If you don't know the answer, please don't share false information.
<</SYS>>
Name sport the article is focus on? Output only the sport name. Output the answer in JSON, using format {{"sport": sport, "explanation": explanation}}. 
Include only valid JSON.
Article: {BODY}
[/INST]""".format(BODY=text)

display_answer(run_prompt(p11))

Pretty good, but there is one problem. Llama is disregarding my request for valid JSON. The model is eager to explain why sport is null. So I added explanation to JSON and that did the trick.

To review, to get Llama to output JSON, I needed to explicity tell it "only include JSON", add explanation to the JSON object format and change "write the answer" to "output the answer".  

# Expirement 5: One-to-Many Shot Learning to teach Llama
In this last expirement, I want to try and generalize the industry and sport questions by giving Llama examples of what I am looking for.  

The following prompt asks Llama to identify general topics mentioned in the article. To explain to Llama what do I mean by generalize topic, I included examples already in JSON.   

In [209]:
p12 = """<s>[INST] <<SYS>>
You are a researcher task with answering questions about an article.  
Please ensure that your responses are socially unbiased and positive in nature.
If a question does not make any sense, or is not factually coherent, explain why instead of answering something not correct. 
If you don't know the answer, please don't share false information.

Output answer in JSON using the following format: {{"name": name, "type": type, "explanation": explanation}}
<</SYS>>

What entities, companies, people and products mentioned in the article that can generalize the topic? [/INST] 
[
{{"name": "semiconductor", "type": "industry", "explanation": "Companies engaged in the design and fabrication of semiconductors and semiconductor devices"}},
{{"name": "NBA", "type": "sport league", "explanation": "NBA is the national basketball league"}},
{{"name": "Ford F150", "type": "vehicle", "explanation": "Article talks about the Ford F150 truck"}},
] </s>

<s>[INST]   
What entities mentioned in the article?

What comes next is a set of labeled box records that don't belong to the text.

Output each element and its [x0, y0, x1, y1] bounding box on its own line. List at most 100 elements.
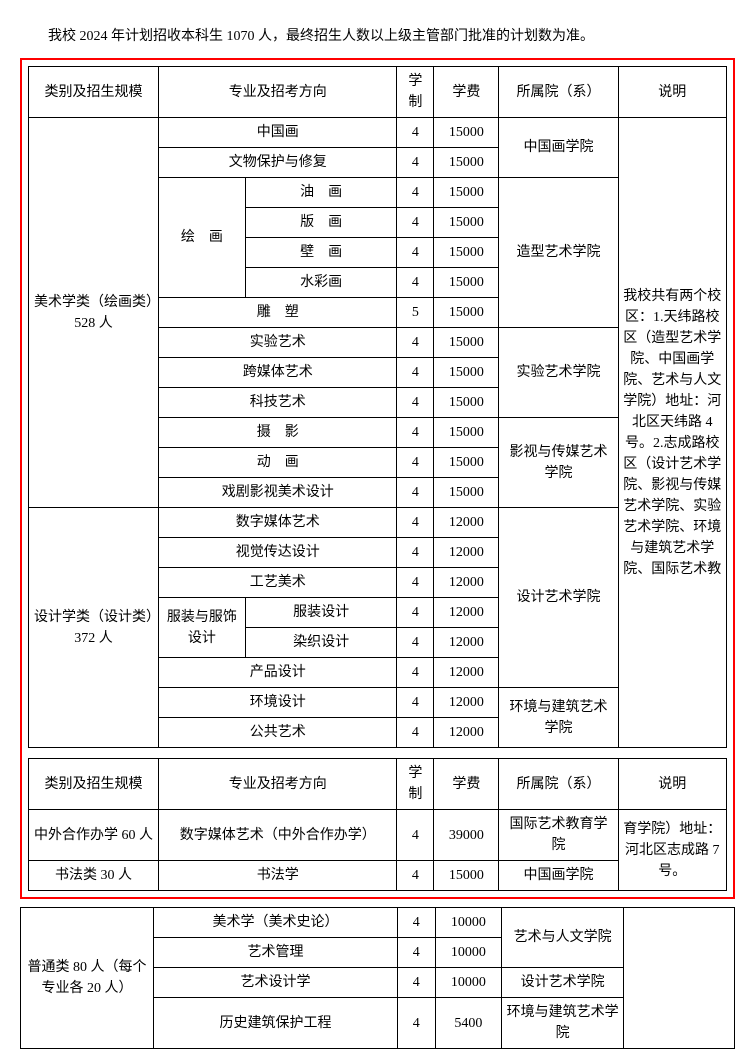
major: 文物保护与修复 [159, 148, 397, 178]
years: 4 [397, 418, 434, 448]
years: 4 [397, 938, 435, 968]
major: 动 画 [159, 448, 397, 478]
major: 染织设计 [245, 628, 397, 658]
intro-text: 我校 2024 年计划招收本科生 1070 人，最终招生人数以上级主管部门批准的… [20, 26, 735, 48]
dept: 中国画学院 [499, 861, 618, 891]
years: 4 [397, 568, 434, 598]
h-major: 专业及招考方向 [159, 759, 397, 810]
major: 中国画 [159, 118, 397, 148]
major-group: 绘 画 [159, 178, 246, 298]
h-years: 学制 [397, 67, 434, 118]
years: 4 [397, 178, 434, 208]
years: 4 [397, 208, 434, 238]
fee: 15000 [434, 418, 499, 448]
major: 美术学（美术史论） [154, 908, 398, 938]
years: 4 [397, 478, 434, 508]
years: 4 [397, 508, 434, 538]
years: 4 [397, 118, 434, 148]
fee: 12000 [434, 658, 499, 688]
cat-intl: 中外合作办学 60 人 [29, 810, 159, 861]
cat-design: 设计学类（设计类）372 人 [29, 508, 159, 748]
major: 数字媒体艺术（中外合作办学） [159, 810, 397, 861]
major: 公共艺术 [159, 718, 397, 748]
cat-fine-art: 美术学类（绘画类）528 人 [29, 118, 159, 508]
dept: 影视与传媒艺术学院 [499, 418, 618, 508]
dept: 国际艺术教育学院 [499, 810, 618, 861]
fee: 15000 [434, 118, 499, 148]
dept: 实验艺术学院 [499, 328, 618, 418]
header-row: 类别及招生规模 专业及招考方向 学制 学费 所属院（系） 说明 [29, 759, 727, 810]
fee: 10000 [435, 908, 502, 938]
fee: 12000 [434, 508, 499, 538]
years: 4 [397, 658, 434, 688]
h-fee: 学费 [434, 759, 499, 810]
admission-table-1: 类别及招生规模 专业及招考方向 学制 学费 所属院（系） 说明 美术学类（绘画类… [28, 66, 727, 748]
major-group: 服装与服饰设计 [159, 598, 246, 658]
fee: 12000 [434, 688, 499, 718]
row: 美术学类（绘画类）528 人 中国画 4 15000 中国画学院 我校共有两个校… [29, 118, 727, 148]
fee: 5400 [435, 998, 502, 1049]
major: 实验艺术 [159, 328, 397, 358]
major: 产品设计 [159, 658, 397, 688]
h-note: 说明 [618, 759, 726, 810]
note: 我校共有两个校区：1.天纬路校区（造型艺术学院、中国画学院、艺术与人文学院）地址… [618, 118, 726, 748]
years: 4 [397, 388, 434, 418]
years: 4 [397, 908, 435, 938]
h-note: 说明 [618, 67, 726, 118]
admission-table-2: 类别及招生规模 专业及招考方向 学制 学费 所属院（系） 说明 中外合作办学 6… [28, 758, 727, 891]
fee: 15000 [434, 861, 499, 891]
years: 4 [397, 718, 434, 748]
major: 油 画 [245, 178, 397, 208]
years: 4 [397, 358, 434, 388]
major: 科技艺术 [159, 388, 397, 418]
admission-table-3: 普通类 80 人（每个专业各 20 人） 美术学（美术史论） 4 10000 艺… [20, 907, 735, 1049]
fee: 15000 [434, 328, 499, 358]
years: 4 [397, 968, 435, 998]
h-category: 类别及招生规模 [29, 67, 159, 118]
years: 4 [397, 148, 434, 178]
fee: 10000 [435, 938, 502, 968]
fee: 15000 [434, 178, 499, 208]
years: 4 [397, 628, 434, 658]
dept: 环境与建筑艺术学院 [502, 998, 624, 1049]
row: 中外合作办学 60 人 数字媒体艺术（中外合作办学） 4 39000 国际艺术教… [29, 810, 727, 861]
fee: 15000 [434, 238, 499, 268]
fee: 15000 [434, 478, 499, 508]
fee: 12000 [434, 598, 499, 628]
cat-calli: 书法类 30 人 [29, 861, 159, 891]
major: 书法学 [159, 861, 397, 891]
note-empty [624, 908, 735, 1049]
dept: 设计艺术学院 [502, 968, 624, 998]
fee: 12000 [434, 568, 499, 598]
years: 4 [397, 328, 434, 358]
fee: 15000 [434, 388, 499, 418]
major: 水彩画 [245, 268, 397, 298]
dept: 设计艺术学院 [499, 508, 618, 688]
note: 育学院）地址：河北区志成路 7 号。 [618, 810, 726, 891]
years: 4 [397, 538, 434, 568]
dept: 环境与建筑艺术学院 [499, 688, 618, 748]
fee: 15000 [434, 298, 499, 328]
major: 服装设计 [245, 598, 397, 628]
fee: 15000 [434, 268, 499, 298]
h-dept: 所属院（系） [499, 67, 618, 118]
header-row: 类别及招生规模 专业及招考方向 学制 学费 所属院（系） 说明 [29, 67, 727, 118]
row: 普通类 80 人（每个专业各 20 人） 美术学（美术史论） 4 10000 艺… [21, 908, 735, 938]
major: 历史建筑保护工程 [154, 998, 398, 1049]
h-category: 类别及招生规模 [29, 759, 159, 810]
major: 版 画 [245, 208, 397, 238]
fee: 15000 [434, 208, 499, 238]
major: 环境设计 [159, 688, 397, 718]
fee: 12000 [434, 538, 499, 568]
years: 4 [397, 810, 434, 861]
years: 4 [397, 598, 434, 628]
years: 4 [397, 238, 434, 268]
dept: 造型艺术学院 [499, 178, 618, 328]
years: 4 [397, 998, 435, 1049]
major: 戏剧影视美术设计 [159, 478, 397, 508]
major: 数字媒体艺术 [159, 508, 397, 538]
dept: 中国画学院 [499, 118, 618, 178]
major: 艺术设计学 [154, 968, 398, 998]
years: 4 [397, 688, 434, 718]
years: 4 [397, 448, 434, 478]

Answer in only JSON using the following format: {{"name": [entity_name], "type": [entity_type], "explanation": [short_explanation]}}
Article: {BODY}
[/INST]""".format(BODY=short_article)

display_answer(run_prompt(p12, url="https://api-inference.huggingface.co/models/meta-llama/Llama-2-13b-chat-hf"))

In [206]:
p14 = """<s>[INST] <<SYS>>
You are a researcher tasked with answering questions about an article.
Please ensure that your responses are socially unbiased and positive in nature.
If a question does not make any sense, or is not factually coherent, explain why instead of answering something not correct.
If you don't know the answer, please don't share false information. Do not repeat entities. 


Output answer in JSON using the following format: {{"name": name, "type": type, "explanation": explanation}}
<</SYS>>

What entities, product, people mentioned in the article that can generalize the topic? [/INST]
[
{{"name": "semiconductor", "type": "industry", "explanation": "Companies engaged in the design and fabrication of semiconductors and semiconductor devices"}},
{{"name": "NBA", "type": "sport league", "explanation": "NBA is the national basketball league"}},
{{"name": "Ford F150", "type": "vehicle", "explanation": "Article talks about the Ford F150 truck"}},
{{"name": "Ford", "type": "company", "explanation": "Ford is a company that built vehicles"}},
{{"name": "John Smith", "type": "person", "explanation": "The founder of Smith Industries"}},
] </s>

<s>[INST]
Extract entities from the article and output them in JSON. The JSON must be valid.
Please do not repeat entities. The answer must following this JSON format: {{"name": name, "type": type, "explanation": [concise_explanation_of_the_entity]}}
Article: {BODY}
JSON:
[/INST]""".format(BODY=short_article)

display_answer(run_prompt(p14, url="https://api-inference.huggingface.co/models/meta-llama/Llama-2-13b-chat-hf"))

I am surprised by how good (and easy) was it was to have Llama idenfity those topics.